Bord Failte, Ireland’s tourism agency, works hard to project a romantic image to potential visitors. It’s been so successful that tourism has surpassed agriculture as the country’s leading industry. The comforts of Guinness stout, the bouncy charm of the folk music, and the hundred shades of green that make up the unspoiled landscape combine to form an imaginary place that shares very little with the everyday experience of the contemporary Irish.
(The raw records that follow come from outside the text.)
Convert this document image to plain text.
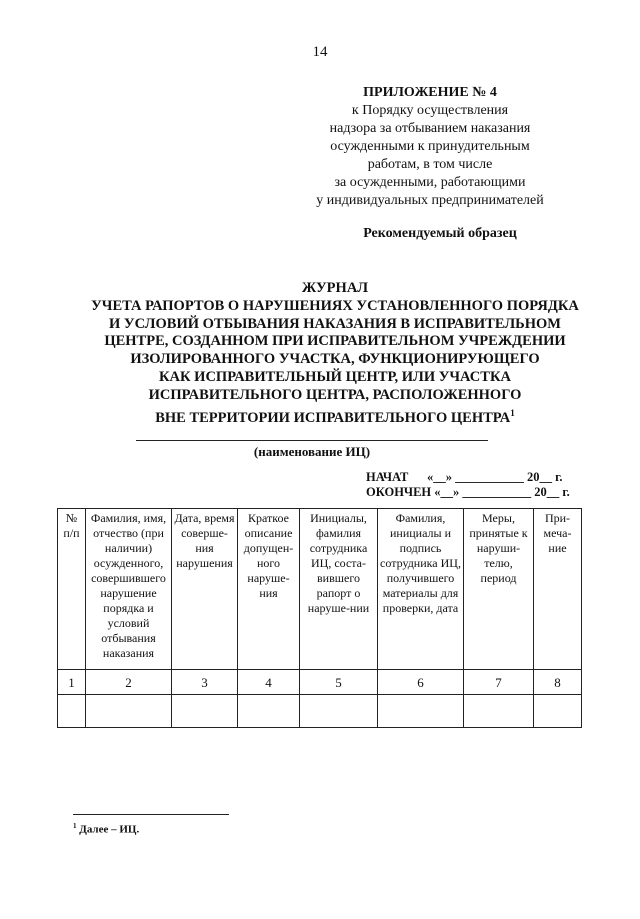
14
ПРИЛОЖЕНИЕ № 4
к Порядку осуществления
надзора за отбыванием наказания
осужденными к принудительным
работам, в том числе
за осужденными, работающими
у индивидуальных предпринимателей
Рекомендуемый образец
ЖУРНАЛ
УЧЕТА РАПОРТОВ О НАРУШЕНИЯХ УСТАНОВЛЕННОГО ПОРЯДКА
И УСЛОВИЙ ОТБЫВАНИЯ НАКАЗАНИЯ В ИСПРАВИТЕЛЬНОМ
ЦЕНТРЕ, СОЗДАННОМ ПРИ ИСПРАВИТЕЛЬНОМ УЧРЕЖДЕНИИ
ИЗОЛИРОВАННОГО УЧАСТКА, ФУНКЦИОНИРУЮЩЕГО
КАК ИСПРАВИТЕЛЬНЫЙ ЦЕНТР, ИЛИ УЧАСТКА
ИСПРАВИТЕЛЬНОГО ЦЕНТРА, РАСПОЛОЖЕННОГО
ВНЕ ТЕРРИТОРИИ ИСПРАВИТЕЛЬНОГО ЦЕНТРА$^1$
(наименование ИЦ)
НАЧАТ      «__» ___________ 20__ г.
ОКОНЧЕН «__» ___________ 20__ г.
№ п/п	Фамилия, имя, отчество (при наличии) осужденного, совершившего нарушение порядка и условий отбывания наказания	Дата, время соверше-ния нарушения	Краткое описание допущен-ного наруше-ния	Инициалы, фамилия сотрудника ИЦ, соста-вившего рапорт о наруше-нии	Фамилия, инициалы и подпись сотрудника ИЦ, получившего материалы для проверки, дата	Меры, принятые к наруши-телю, период	При-меча-ние
1	2	3	4	5	6	7	8

$^1$ Далее – ИЦ.
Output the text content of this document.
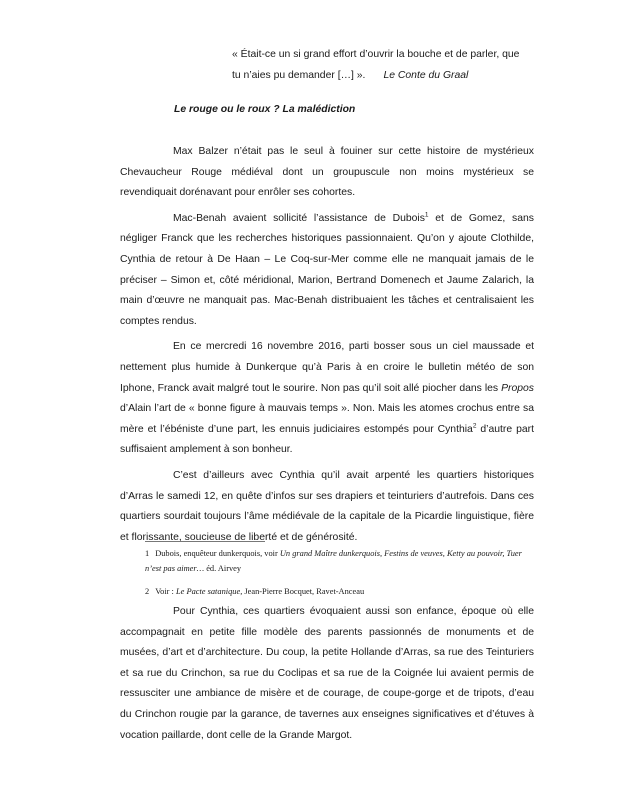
« Était-ce un si grand effort d’ouvrir la bouche et de parler, que
tu n’aies pu demander […] ». Le Conte du Graal
Le rouge ou le roux ? La malédiction

Max Balzer n’était pas le seul à fouiner sur cette histoire de mystérieux Chevaucheur Rouge médiéval dont un groupuscule non moins mystérieux se revendiquait dorénavant pour enrôler ses cohortes.

Mac-Benah avaient sollicité l’assistance de Dubois$^1$ et de Gomez, sans négliger Franck que les recherches historiques passionnaient. Qu’on y ajoute Clothilde, Cynthia de retour à De Haan – Le Coq-sur-Mer comme elle ne manquait jamais de le préciser – Simon et, côté méridional, Marion, Bertrand Domenech et Jaume Zalarich, la main d’œuvre ne manquait pas. Mac-Benah distribuaient les tâches et centralisaient les comptes rendus.

En ce mercredi 16 novembre 2016, parti bosser sous un ciel maussade et nettement plus humide à Dunkerque qu’à Paris à en croire le bulletin météo de son Iphone, Franck avait malgré tout le sourire. Non pas qu’il soit allé piocher dans les Propos d’Alain l’art de « bonne figure à mauvais temps ». Non. Mais les atomes crochus entre sa mère et l’ébéniste d’une part, les ennuis judiciaires estompés pour Cynthia$^2$ d’autre part suffisaient amplement à son bonheur.

C’est d’ailleurs avec Cynthia qu’il avait arpenté les quartiers historiques d’Arras le samedi 12, en quête d’infos sur ses drapiers et teinturiers d’autrefois. Dans ces quartiers sourdait toujours l’âme médiévale de la capitale de la Picardie linguistique, fière et florissante, soucieuse de liberté et de générosité.

1 Dubois, enquêteur dunkerquois, voir Un grand Maître dunkerquois, Festins de veuves, Ketty au pouvoir, Tuer n’est pas aimer… éd. Airvey
2 Voir : Le Pacte satanique, Jean-Pierre Bocquet, Ravet-Anceau

Pour Cynthia, ces quartiers évoquaient aussi son enfance, époque où elle accompagnait en petite fille modèle des parents passionnés de monuments et de musées, d’art et d’architecture. Du coup, la petite Hollande d’Arras, sa rue des Teinturiers et sa rue du Crinchon, sa rue du Coclipas et sa rue de la Coignée lui avaient permis de ressusciter une ambiance de misère et de courage, de coupe-gorge et de tripots, d’eau du Crinchon rougie par la garance, de tavernes aux enseignes significatives et d’étuves à vocation paillarde, dont celle de la Grande Margot.
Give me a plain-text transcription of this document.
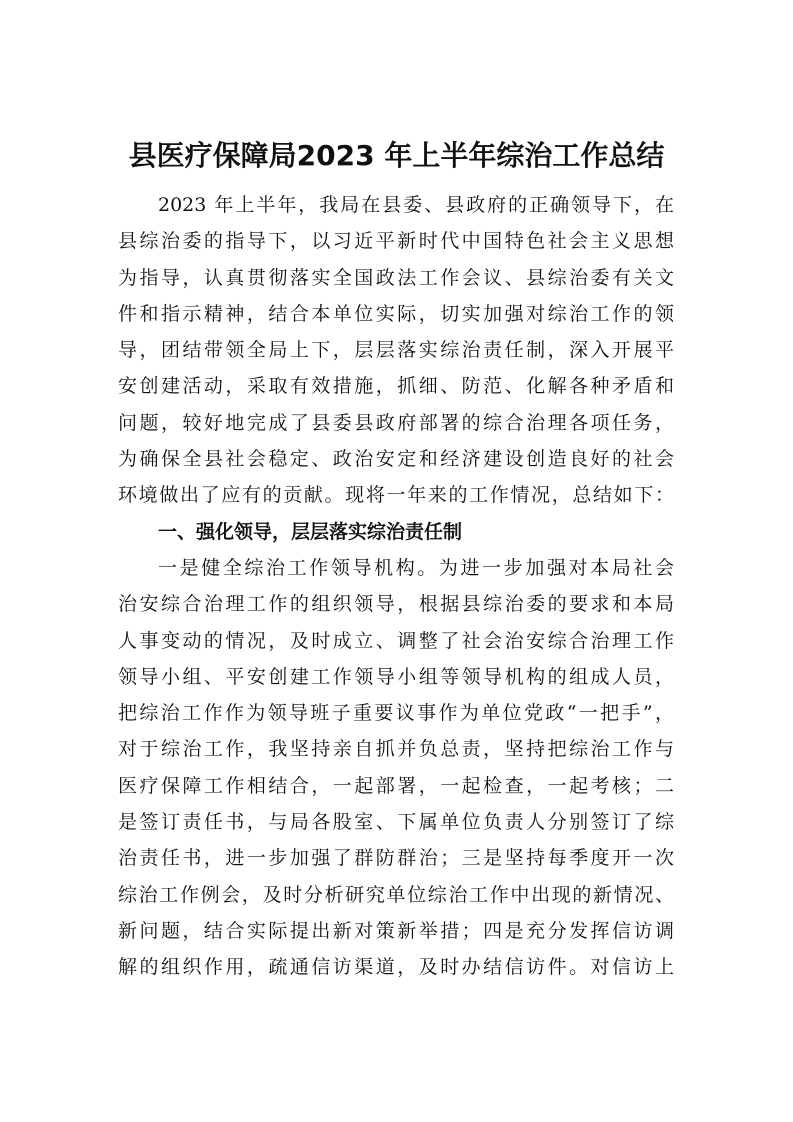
县医疗保障局2023 年上半年综治工作总结
2023 年上半年，我局在县委、县政府的正确领导下，在
县综治委的指导下，以习近平新时代中国特色社会主义思想
为指导，认真贯彻落实全国政法工作会议、县综治委有关文
件和指示精神，结合本单位实际，切实加强对综治工作的领
导，团结带领全局上下，层层落实综治责任制，深入开展平
安创建活动，采取有效措施，抓细、防范、化解各种矛盾和
问题，较好地完成了县委县政府部署的综合治理各项任务，
为确保全县社会稳定、政治安定和经济建设创造良好的社会
环境做出了应有的贡献。现将一年来的工作情况，总结如下：
一、强化领导，层层落实综治责任制
一是健全综治工作领导机构。为进一步加强对本局社会
治安综合治理工作的组织领导，根据县综治委的要求和本局
人事变动的情况，及时成立、调整了社会治安综合治理工作
领导小组、平安创建工作领导小组等领导机构的组成人员，
把综治工作作为领导班子重要议事作为单位党政“一把手”，
对于综治工作，我坚持亲自抓并负总责，坚持把综治工作与
医疗保障工作相结合，一起部署，一起检查，一起考核；二
是签订责任书，与局各股室、下属单位负责人分别签订了综
治责任书，进一步加强了群防群治；三是坚持每季度开一次
综治工作例会，及时分析研究单位综治工作中出现的新情况、
新问题，结合实际提出新对策新举措；四是充分发挥信访调
解的组织作用，疏通信访渠道，及时办结信访件。对信访上
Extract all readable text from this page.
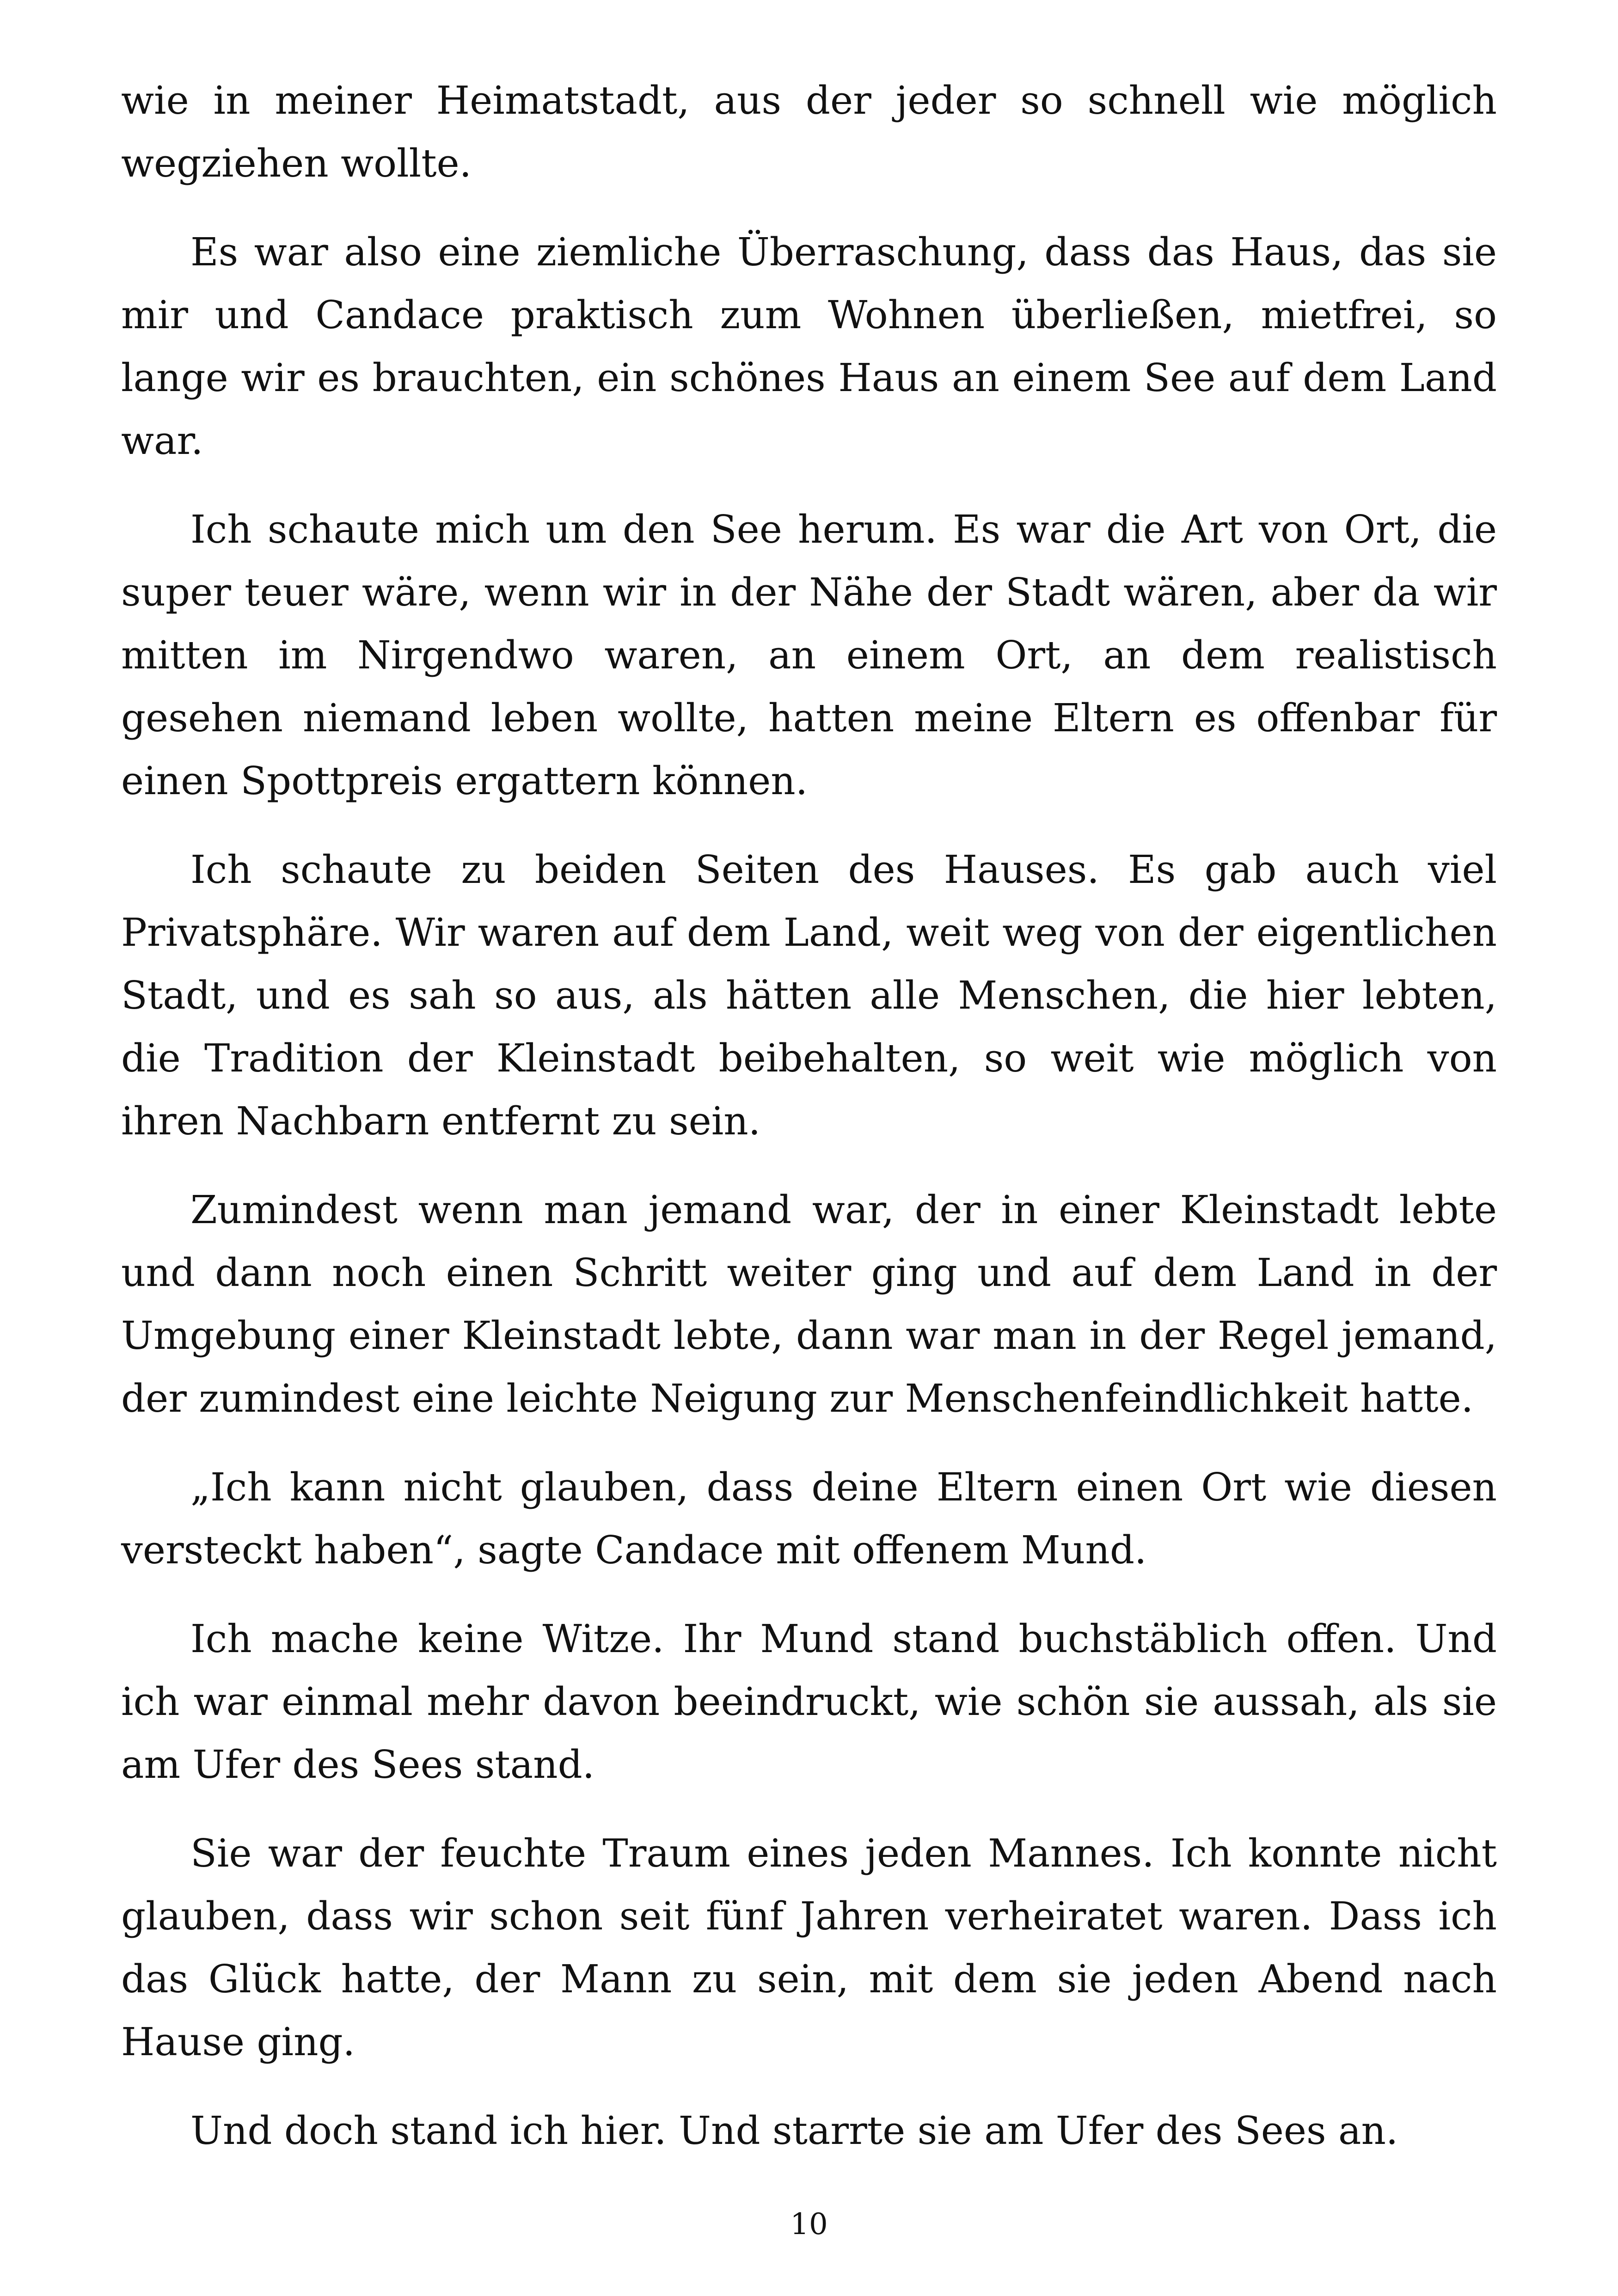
wie in meiner Heimatstadt, aus der jeder so schnell wie möglich wegziehen wollte.

Es war also eine ziemliche Überraschung, dass das Haus, das sie mir und Candace praktisch zum Wohnen überließen, mietfrei, so lange wir es brauchten, ein schönes Haus an einem See auf dem Land war.

Ich schaute mich um den See herum. Es war die Art von Ort, die super teuer wäre, wenn wir in der Nähe der Stadt wären, aber da wir mitten im Nirgendwo waren, an einem Ort, an dem realistisch gesehen niemand leben wollte, hatten meine Eltern es offenbar für einen Spottpreis ergattern können.

Ich schaute zu beiden Seiten des Hauses. Es gab auch viel Privatsphäre. Wir waren auf dem Land, weit weg von der eigentlichen Stadt, und es sah so aus, als hätten alle Menschen, die hier lebten, die Tradition der Kleinstadt beibehalten, so weit wie möglich von ihren Nachbarn entfernt zu sein.

Zumindest wenn man jemand war, der in einer Kleinstadt lebte und dann noch einen Schritt weiter ging und auf dem Land in der Umgebung einer Kleinstadt lebte, dann war man in der Regel jemand, der zumindest eine leichte Neigung zur Menschenfeindlichkeit hatte.

„Ich kann nicht glauben, dass deine Eltern einen Ort wie diesen versteckt haben“, sagte Candace mit offenem Mund.

Ich mache keine Witze. Ihr Mund stand buchstäblich offen. Und ich war einmal mehr davon beeindruckt, wie schön sie aussah, als sie am Ufer des Sees stand.

Sie war der feuchte Traum eines jeden Mannes. Ich konnte nicht glauben, dass wir schon seit fünf Jahren verheiratet waren. Dass ich das Glück hatte, der Mann zu sein, mit dem sie jeden Abend nach Hause ging.

Und doch stand ich hier. Und starrte sie am Ufer des Sees an.

10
But rather than dismissing these images as phony, Northern Ireland native Willie Doherty says, “There isn’t an authentic Ireland. Those ideals are just as legitimate as the ones I grew up with living in Derry.” True Nature, Doherty’s video installation at the Renaissance Society, explores American perceptions of Ireland, which he says are informed as much by family storytelling traditions and the movies as by the tourism industry.

Doherty visited Chicago last August and conducted about a dozen interviews with Americans of Irish descent, eventually selecting three of them to make up three-quarters of the sound track to True Nature. (The other quarter, describing the inner struggle that precedes a long journey, is read by an Irish actor.) One interviewee describes her grandmother, who changed her name from Bridget to Mary to hide her heritage. An artist talks about reading National Geographic and coming across a picture of an Irish child who resembled her brother. A union representative in his late 50s says the typical Irishman is unafraid to take risks.

The voices form a counterpoint to the video images, shot by Doherty in Ireland and Chicago, which are projected on five ten-foot-tall screens. Lush green scenery melts into views of Lake Shore Drive; an airplane flying overhead alternates with turbulent ocean waves.

True Nature addresses a phenomenon that used to perplex Doherty. About ten years ago, when he started exhibiting his work in this country, he noticed that Irish-Americans tended to show unmitigated enthusiasm for what were largely bleak, ominous images of their ancestral home. Doherty found that being Irish gave him an “inherent authenticity” in their eyes, a talisman that made them “suspend their critical faculties.”

“I didn’t have something I was trying to prove,” he says. “This was a way to answer questions I had.”

Just as he tolerates the mythmaking excesses of Bord Failte, Doherty accepts the ardor of Ireland enthusiasts, comparing it to his own misperceptions and preconceived notions about America. “As an Irish person coming to this country, you have a bizarre experience: it’s a new place, but you’ve seen it before in the movies.”

For Doherty, both America and Ireland are “places that exist solely in the imagination.” When he takes out his camera, he’s not looking for something new or different but rather for “images that are referential to other images” from the movies and TV. Whether shooting video or taking still pictures–the medium he’s best known for–he seeks out “landscapes that are about the negation of [the] authentic.”

Doherty naturally finds the Irish-American saga fascinating, and Chicago happened to be an ideal setting: thanks to a long history of immigration, Ireland and Chicago share a real and enduring bond, exemplified by the tradition of dying the Chicago River green on Saint Patrick’s Day. True nature, indeed.

True Nature is on exhibit at the Renaissance Society at the University of Chicago, Cobb Hall, 5811 S. Ellis (773-702-8670), through April 18. Admission is free.